With only 24 residing in seven zoos in the United States and an unknown number in the wild, aye-ayes are among the rarest—and hardest to see—animals in the world. Now three of these elusive nocturnal lemurs, which many consider the strangest primates on earth, call Denver Zoo home following the birth of a female named Tonks.
Tonks, who was born on August 8 to mom Bellatrix and dad Smeagol, is healthy and thriving; however, her first days were worrying for Denver Zoo’s animal care staff and veterinarians.
“We noticed that Bellatrix wasn’t showing typical mothering behaviors, so we decided to step in to give Tonks some supportive care,” said Lead Primate Keeper Becky Sturges. “We provided 24-hour care for the first week and had to teach Bellatrix how to nurse, but now she is nursing well and Tonks has gained a lot of weight. Now we’re just monitoring them to make sure things continue to go well.”
Aye-aye are classified as Endangered on The IUCN Red List of Threatened Species™ and native only to remote parts of Madagascar.
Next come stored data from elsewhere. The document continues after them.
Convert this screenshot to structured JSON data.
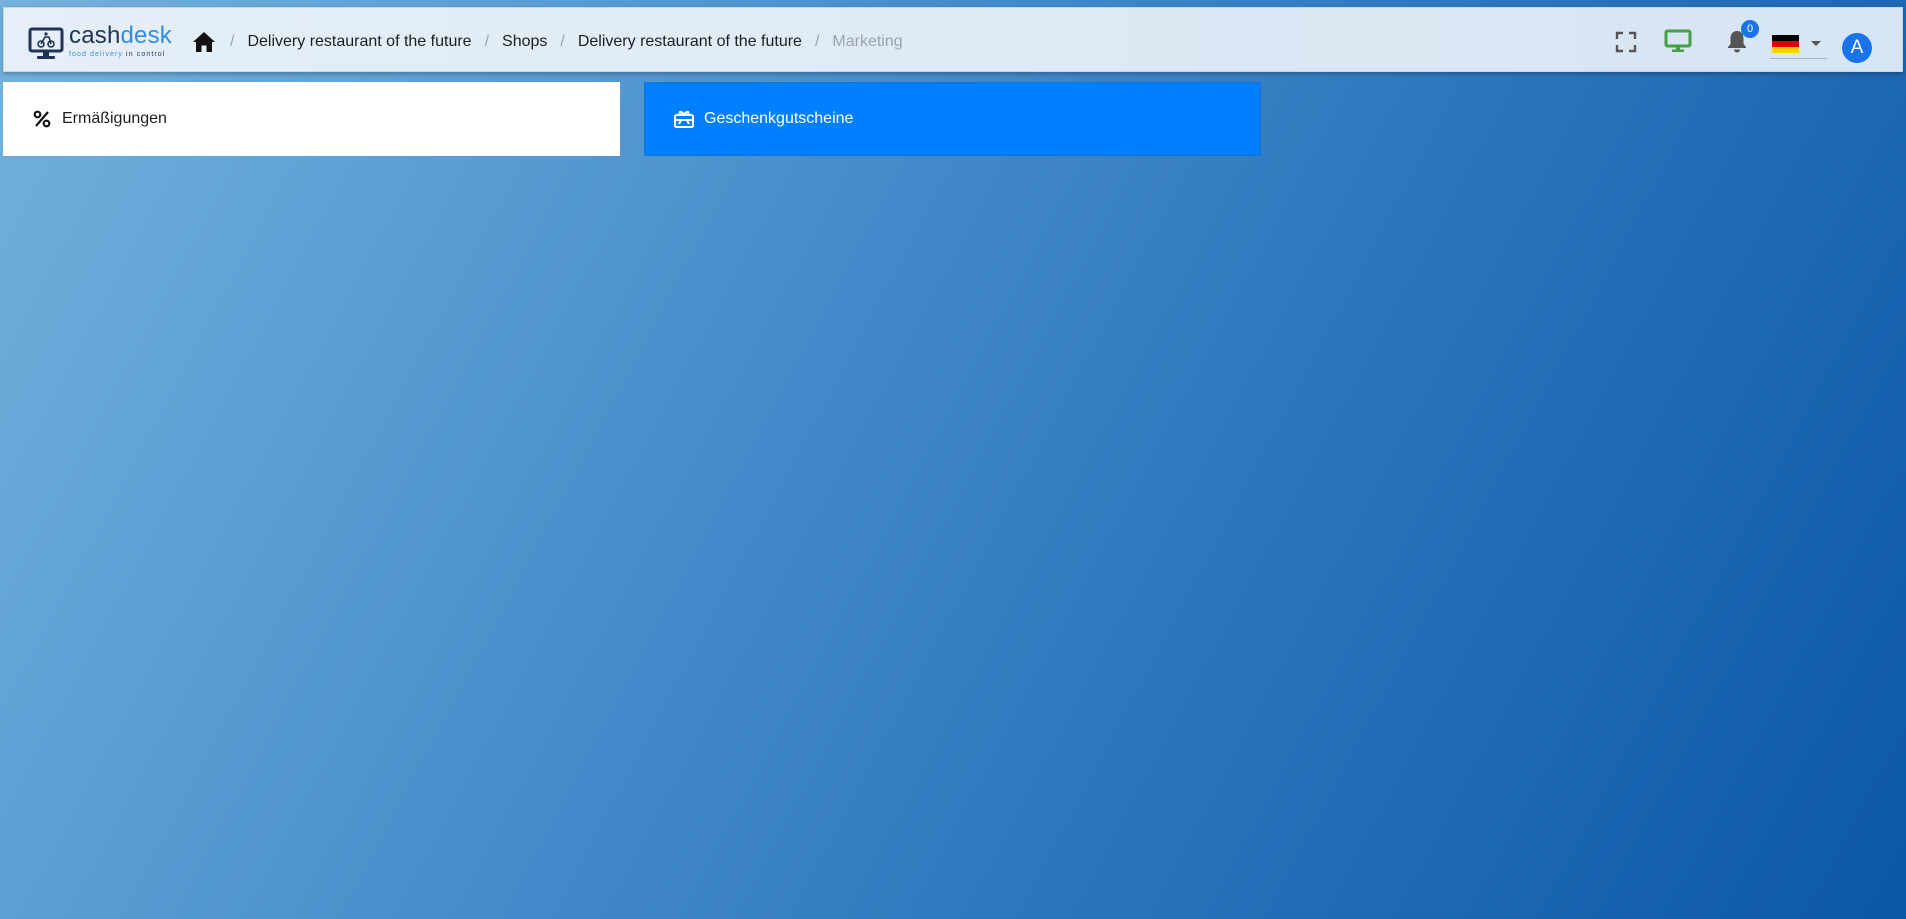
{
  "brand": {
    "word_part1": "cash",
    "word_part2": "desk",
    "tagline_part1": "food delivery",
    "tagline_part2": " in control",
    "icon": "cashdesk-logo-icon",
    "colors": {
      "dark": "#1f3354",
      "accent": "#2f8ee0"
    }
  },
  "breadcrumb": {
    "home_icon": "home-icon",
    "separator": "/",
    "items": [
      {
        "label": "Delivery restaurant of the future"
      },
      {
        "label": "Shops"
      },
      {
        "label": "Delivery restaurant of the future"
      },
      {
        "label": "Marketing",
        "current": true
      }
    ]
  },
  "header_actions": {
    "fullscreen_icon": "fullscreen-icon",
    "display_icon": "monitor-icon",
    "notifications": {
      "icon": "bell-icon",
      "count": "0"
    },
    "language": {
      "flag": "flag-de-icon",
      "selected": "de"
    },
    "user": {
      "initial": "A"
    }
  },
  "cards": [
    {
      "label": "Ermäßigungen",
      "icon": "percent-icon",
      "active": false
    },
    {
      "label": "Geschenkgutscheine",
      "icon": "gift-card-icon",
      "active": true
    }
  ],
  "colors": {
    "active_card": "#0080ff",
    "badge": "#1a73e8",
    "monitor_icon": "#43a047"
  }
}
They are one of the most distinctive looking animals on the planet due to a number of unique adaptations, including coarse dark hair, long bushy tails, rodent-like teeth, piercing eyes and skeletal hands that feature extra-long middle fingers with hooked claws. Aye-ayes are born weighing just a few ounces and reach up to 5 lbs. as adults, and live up to 20 years.
Tonks is currently in the aye-aye exhibit in Emerald Forest with Bellatrix and Smeagol, but guests shouldn’t expect to see her anytime soon—she’ll remain in her nest box for at least a couple more months before she’s exploring on her own and easily visible.